La mañana de este lunes 13 de julio, las carreteras mexicanas se vistieron de luto tras registrarse uno de los accidentes viales más devastadores de los últimos meses en el occidente del país. Un choque múltiple de proporciones catastróficas sobre la transitada autopista que conecta las ciudades de Tepic y Guadalajara provocó la muerte instantánea de al menos diez personas y dejó a otras diez con heridas de gravedad variable, de acuerdo con los reportes oficiales emitidos de forma preliminar por los cuerpos de rescate y las autoridades de vialidad desplegadas en el lugar.

El siniestro se desencadenó inicialmente cuando dos camiones de carga pesada colisionaron de manera lateral debido a las condiciones de la pista y el presunto exceso de velocidad de una de las unidades.

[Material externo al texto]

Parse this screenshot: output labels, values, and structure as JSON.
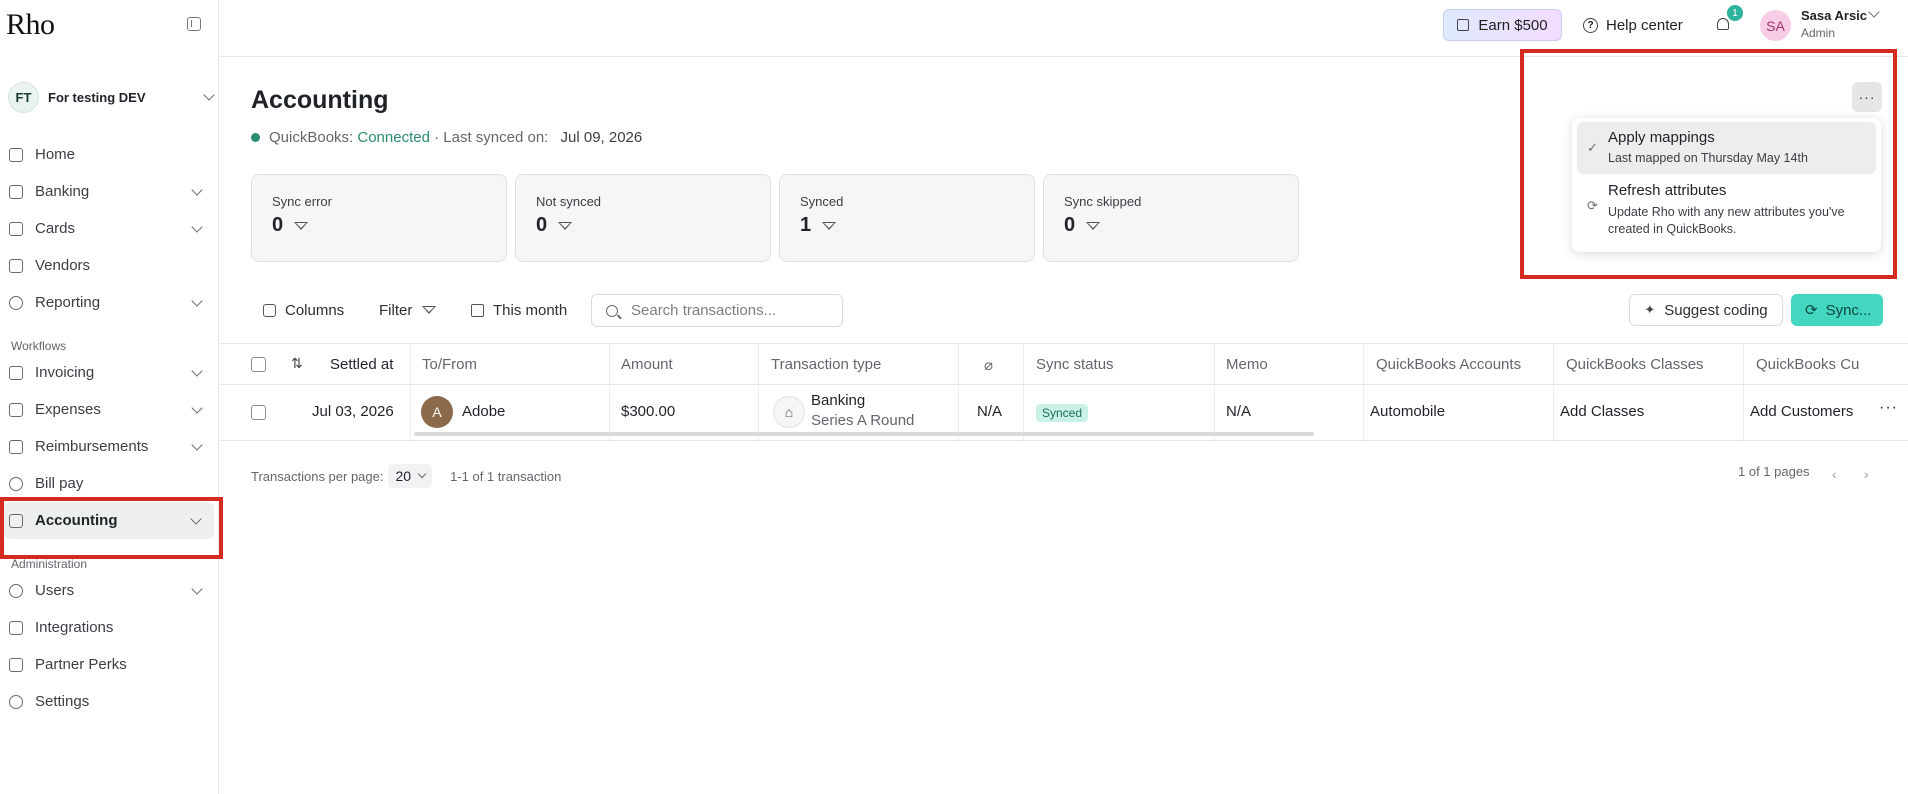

Apenas unos segundos después del impacto inicial, y antes de que se pudieran colocar señales de advertencia en la vía, un tercer camión de gran tonelaje que circulaba por el mismo tramo no logró detener su marcha a tiempo, estrellándose de manera violenta contra los vehículos previamente accidentados. El brutal impacto generó un efecto dominó que terminó por involucrar y aplastar a otros cuatro automóviles particulares que transitaban por la zona, elevando trágicamente el saldo de víctimas atrapadas entre los hierros retorcidos.
Unidades de la Guardia Nacional, paramédicos de la Cruz Roja y equipos de bomberos procedentes de los municipios colindantes acudieron rápidamente al sitio para iniciar las labores de triaje, atención médica de urgencia y rescate de los cuerpos. Entre los diez lesionados que fueron trasladados a hospitales cercanos se confirmó la presencia de cuatro ciudadanos de nacionalidad estadounidense, quienes presuntamente se encontraban de vacaciones recorriendo la región.
La circulación en este importante eje vial se mantuvo totalmente paralizada durante varias horas debido a los trabajos de peritaje por parte de las fiscalías locales y el retiro de los escombros de los siete transportes implicados. Las autoridades de tránsito hicieron un llamado enérgico a los transportistas y automovilistas para extremar precauciones, respetar estrictamente los límites de velocidad establecidos y mantener las distancias de seguridad reglamentarias en autopistas federales para prevenir desgracias similares.